17/06/2012
(FR) Le voyageur des siècles : une savoureuse plongée au coeur des paradoxes temporels
Où je découvre que le petit écran français a lui aussi son voyageur partant à l'assaut du Temps avec son tournevis... magnétique.
C'est décidément la loi des séries : ce mois de juin aura été placé sous le signe des voyages temporels, après Jin, après Continuum, voilà une autre preuve que ce thème reste un classique par-delà les continents et les époques. En ce dimanche, My Télé is rich! vous propose donc de remonter le temps et d'embarquer dans ce qui aura été ma belle surprise de la semaine, tandis que je poursuis mon exploration du patrimoine télévisuel français. C'est que ce cycle consacré aux séries de l'ORTF est décidément riche en trésors dont je ne soupçonnais ni l'inventivité, ni la qualité ! Après La Brigade des Maléfices, c'est toujours dans la collection Les Inédits Fantastiques d'INA Editions, que j'ai trouvé mon bonheur, avec Le Voyageur des siècles.
Il s'agit d'une mini-série française qui a été diffusée dans le courant du moins d'août 1971 sur la première chaîne de l'ORTF. Elle compte en tout 4 épisodes, dont la durée oscille entre 1h15 et 1h25. Au départ, ce projet a été développé pendant des années par Noël-Noël et Jean Dréville à destination du cinéma. C'est finalement sur le petit écran que le scénario de Noël-Noël voit le jour, avec des moyens budgétaires forcément moindres, mais toujours Jean Dréville derrière la caméra. Sa diffusion égarée au coeur de l'été 1971 s'est malheureusement soldée par un échec. Heureusement, il y a eu depuis les rediffusions sur le câble et la sortie du coffret DVD (le mois dernier) pour éviter qu'elle ne tombe dans un injuste oubli. Car Le Voyageur des siècles est une réjouissante et originale oeuvre de science-fiction comme le petit écran français en a rarement proposé : un petit bijou à (re)découvrir !
L'histoire débute par un prologue se situant dans le futur, en 1981. Souhaitant mettre un terme à l'indivision de leurs terres, la soeur de Philippe d'Audigné fait appel à des enquêteurs pour essayer de retrouver son frère disparu. Scientifique et inventeur passionné, ce dernier menait dans le plus grand secret des expériences à partir de travaux commencés un siècle auparavant par leur grand-oncle, le savant François d'Audigné. Mais les recherches tournent court, leurs conclusions se heurtant à la logique de leur raison.

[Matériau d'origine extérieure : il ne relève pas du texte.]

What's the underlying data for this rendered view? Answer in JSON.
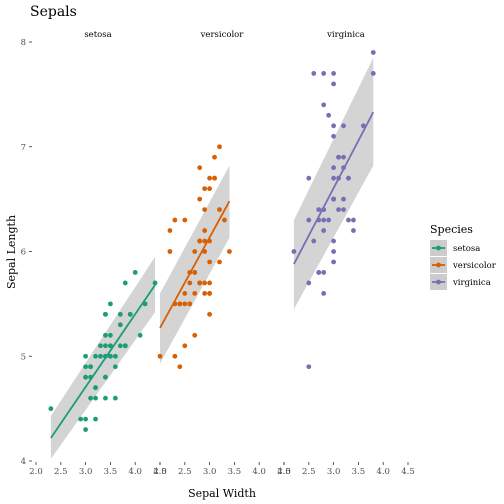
{
  "chart_data": {
    "type": "scatter",
    "title": "Sepals",
    "xlabel": "Sepal Width",
    "ylabel": "Sepal Length",
    "xlim": [
      2.0,
      4.5
    ],
    "ylim": [
      4.0,
      8.0
    ],
    "xticks": [
      2.0,
      2.5,
      3.0,
      3.5,
      4.0,
      4.5
    ],
    "yticks": [
      4,
      5,
      6,
      7,
      8
    ],
    "xtick_labels": [
      "2.0",
      "2.5",
      "3.0",
      "3.5",
      "4.0",
      "4.5"
    ],
    "ytick_labels": [
      "4",
      "5",
      "6",
      "7",
      "8"
    ],
    "grid": false,
    "legend": {
      "title": "Species",
      "position": "right"
    },
    "colors": {
      "setosa": "#1b9e77",
      "versicolor": "#d95f02",
      "virginica": "#7570b3",
      "band": "#cccccc"
    },
    "panels": [
      {
        "name": "setosa",
        "color": "#1b9e77",
        "fit": {
          "x": [
            2.3,
            4.4
          ],
          "y": [
            4.22,
            5.68
          ]
        },
        "band": {
          "x": [
            2.3,
            4.4
          ],
          "upper": [
            4.43,
            5.95
          ],
          "lower": [
            4.02,
            5.42
          ]
        },
        "points": [
          [
            3.5,
            5.1
          ],
          [
            3.0,
            4.9
          ],
          [
            3.2,
            4.7
          ],
          [
            3.1,
            4.6
          ],
          [
            3.6,
            5.0
          ],
          [
            3.9,
            5.4
          ],
          [
            3.4,
            4.6
          ],
          [
            3.4,
            5.0
          ],
          [
            2.9,
            4.4
          ],
          [
            3.1,
            4.9
          ],
          [
            3.7,
            5.4
          ],
          [
            3.4,
            4.8
          ],
          [
            3.0,
            4.8
          ],
          [
            3.0,
            4.3
          ],
          [
            4.0,
            5.8
          ],
          [
            4.4,
            5.7
          ],
          [
            3.9,
            5.4
          ],
          [
            3.5,
            5.1
          ],
          [
            3.8,
            5.7
          ],
          [
            3.8,
            5.1
          ],
          [
            3.4,
            5.4
          ],
          [
            3.7,
            5.1
          ],
          [
            3.6,
            4.6
          ],
          [
            3.3,
            5.1
          ],
          [
            3.4,
            4.8
          ],
          [
            3.0,
            5.0
          ],
          [
            3.4,
            5.0
          ],
          [
            3.5,
            5.2
          ],
          [
            3.4,
            5.2
          ],
          [
            3.2,
            4.7
          ],
          [
            3.1,
            4.8
          ],
          [
            3.4,
            5.4
          ],
          [
            4.1,
            5.2
          ],
          [
            4.2,
            5.5
          ],
          [
            3.1,
            4.9
          ],
          [
            3.2,
            5.0
          ],
          [
            3.5,
            5.5
          ],
          [
            3.6,
            4.9
          ],
          [
            3.0,
            4.4
          ],
          [
            3.4,
            5.1
          ],
          [
            3.5,
            5.0
          ],
          [
            2.3,
            4.5
          ],
          [
            3.2,
            4.4
          ],
          [
            3.5,
            5.0
          ],
          [
            3.8,
            5.1
          ],
          [
            3.0,
            4.8
          ],
          [
            3.8,
            5.1
          ],
          [
            3.2,
            4.6
          ],
          [
            3.7,
            5.3
          ],
          [
            3.3,
            5.0
          ]
        ]
      },
      {
        "name": "versicolor",
        "color": "#d95f02",
        "fit": {
          "x": [
            2.0,
            3.4
          ],
          "y": [
            5.27,
            6.48
          ]
        },
        "band": {
          "x": [
            2.0,
            3.4
          ],
          "upper": [
            5.6,
            6.82
          ],
          "lower": [
            4.93,
            6.13
          ]
        },
        "points": [
          [
            3.2,
            7.0
          ],
          [
            3.2,
            6.4
          ],
          [
            3.1,
            6.9
          ],
          [
            2.3,
            5.5
          ],
          [
            2.8,
            6.5
          ],
          [
            2.8,
            5.7
          ],
          [
            3.3,
            6.3
          ],
          [
            2.4,
            4.9
          ],
          [
            2.9,
            6.6
          ],
          [
            2.7,
            5.2
          ],
          [
            2.0,
            5.0
          ],
          [
            3.0,
            5.9
          ],
          [
            2.2,
            6.0
          ],
          [
            2.9,
            6.1
          ],
          [
            2.9,
            5.6
          ],
          [
            3.1,
            6.7
          ],
          [
            3.0,
            5.6
          ],
          [
            2.7,
            5.8
          ],
          [
            2.2,
            6.2
          ],
          [
            2.5,
            5.6
          ],
          [
            3.2,
            5.9
          ],
          [
            2.8,
            6.1
          ],
          [
            2.5,
            6.3
          ],
          [
            2.8,
            6.1
          ],
          [
            2.9,
            6.4
          ],
          [
            3.0,
            6.6
          ],
          [
            2.8,
            6.8
          ],
          [
            3.0,
            6.7
          ],
          [
            2.9,
            6.0
          ],
          [
            2.6,
            5.7
          ],
          [
            2.4,
            5.5
          ],
          [
            2.4,
            5.5
          ],
          [
            2.7,
            5.8
          ],
          [
            2.7,
            6.0
          ],
          [
            3.0,
            5.4
          ],
          [
            3.4,
            6.0
          ],
          [
            3.1,
            6.7
          ],
          [
            2.3,
            6.3
          ],
          [
            3.0,
            5.6
          ],
          [
            2.5,
            5.5
          ],
          [
            2.6,
            5.5
          ],
          [
            3.0,
            6.1
          ],
          [
            2.6,
            5.8
          ],
          [
            2.3,
            5.0
          ],
          [
            2.7,
            5.6
          ],
          [
            3.0,
            5.7
          ],
          [
            2.9,
            5.7
          ],
          [
            2.9,
            6.2
          ],
          [
            2.5,
            5.1
          ],
          [
            2.8,
            5.7
          ]
        ]
      },
      {
        "name": "virginica",
        "color": "#7570b3",
        "fit": {
          "x": [
            2.2,
            3.8
          ],
          "y": [
            5.88,
            7.33
          ]
        },
        "band": {
          "x": [
            2.2,
            3.8
          ],
          "upper": [
            6.3,
            7.85
          ],
          "lower": [
            5.45,
            6.82
          ]
        },
        "points": [
          [
            3.3,
            6.3
          ],
          [
            2.7,
            5.8
          ],
          [
            3.0,
            7.1
          ],
          [
            2.9,
            6.3
          ],
          [
            3.0,
            6.5
          ],
          [
            3.0,
            7.6
          ],
          [
            2.5,
            4.9
          ],
          [
            2.9,
            7.3
          ],
          [
            2.5,
            6.7
          ],
          [
            3.6,
            7.2
          ],
          [
            3.2,
            6.5
          ],
          [
            2.7,
            6.4
          ],
          [
            3.0,
            6.8
          ],
          [
            2.5,
            5.7
          ],
          [
            2.8,
            5.8
          ],
          [
            3.2,
            6.4
          ],
          [
            3.0,
            6.5
          ],
          [
            3.8,
            7.7
          ],
          [
            2.6,
            7.7
          ],
          [
            2.2,
            6.0
          ],
          [
            3.2,
            6.9
          ],
          [
            2.8,
            5.6
          ],
          [
            2.8,
            7.7
          ],
          [
            2.7,
            6.3
          ],
          [
            3.3,
            6.7
          ],
          [
            3.2,
            7.2
          ],
          [
            2.8,
            6.2
          ],
          [
            3.0,
            6.1
          ],
          [
            2.8,
            6.4
          ],
          [
            3.0,
            7.2
          ],
          [
            2.8,
            7.4
          ],
          [
            3.8,
            7.9
          ],
          [
            2.8,
            6.4
          ],
          [
            2.8,
            6.3
          ],
          [
            2.6,
            6.1
          ],
          [
            3.0,
            7.7
          ],
          [
            3.4,
            6.3
          ],
          [
            3.1,
            6.4
          ],
          [
            3.0,
            6.0
          ],
          [
            3.1,
            6.9
          ],
          [
            3.1,
            6.7
          ],
          [
            3.1,
            6.9
          ],
          [
            2.7,
            5.8
          ],
          [
            3.2,
            6.8
          ],
          [
            3.3,
            6.7
          ],
          [
            3.0,
            6.7
          ],
          [
            2.5,
            6.3
          ],
          [
            3.0,
            6.5
          ],
          [
            3.4,
            6.2
          ],
          [
            3.0,
            5.9
          ]
        ]
      }
    ]
  }
}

En réalité, Philippe d'Audigné a réussi ses recherches : il a mis au point une machine capable de voyager dans le temps. Sa première incursion officielle dans le passé le conduit dans les années 1880, à la rencontre de son grand-oncle sans qui rien n'aurait été possible. Ce dernier est émerveillé par la mise en oeuvre de ses théories et l'arrivée de ce visiteur du futur, un petit-neveu débarqué d'un autre temps. Mais Philippe a d'autres projets que ces retrouvailles scientifiques : dans un des miroirs qu'il utilise pour capturer des images du passé, il est tombé amoureux d'une belle jeune femme qui vivait au château dans les années 1780.
Philippe et François d'Audigné mettent alors le cap vers 1788. Si la Révolution française menace celle qu'il considère comme sa dulcinée, poussé par l'amour, jusqu'où Philippe sera-t-il capable d'aller et quels bouleversements sera-t-il prêt à provoquer pour la sauver ?
Présentée dès son introduction par un néologisme évocateur, celui de "julvernerie moderne", Le Voyageur des siècles est une véritable invitation à se lancer dans une histoire extraordinaire : celle d'une aventure à part à travers les époques. Il est intéressant de noter que le récit se vit du point de vue de François d'Audigné, savant du XIXe siècle au talent de conteur indéniable, lequel nous relate les évènements a posteriori avec une voix off qui apporte une saveur particulière à l'ensemble. Dotée d'une écriture réjouissante qui mise beaucoup sur l'émerveillement provoqué par cette ouverture sur le passé et/ou le futur, la mini-série se réapproprie toutes les facettes de ce thème classique de science-fiction qu'est le voyage dans le temps.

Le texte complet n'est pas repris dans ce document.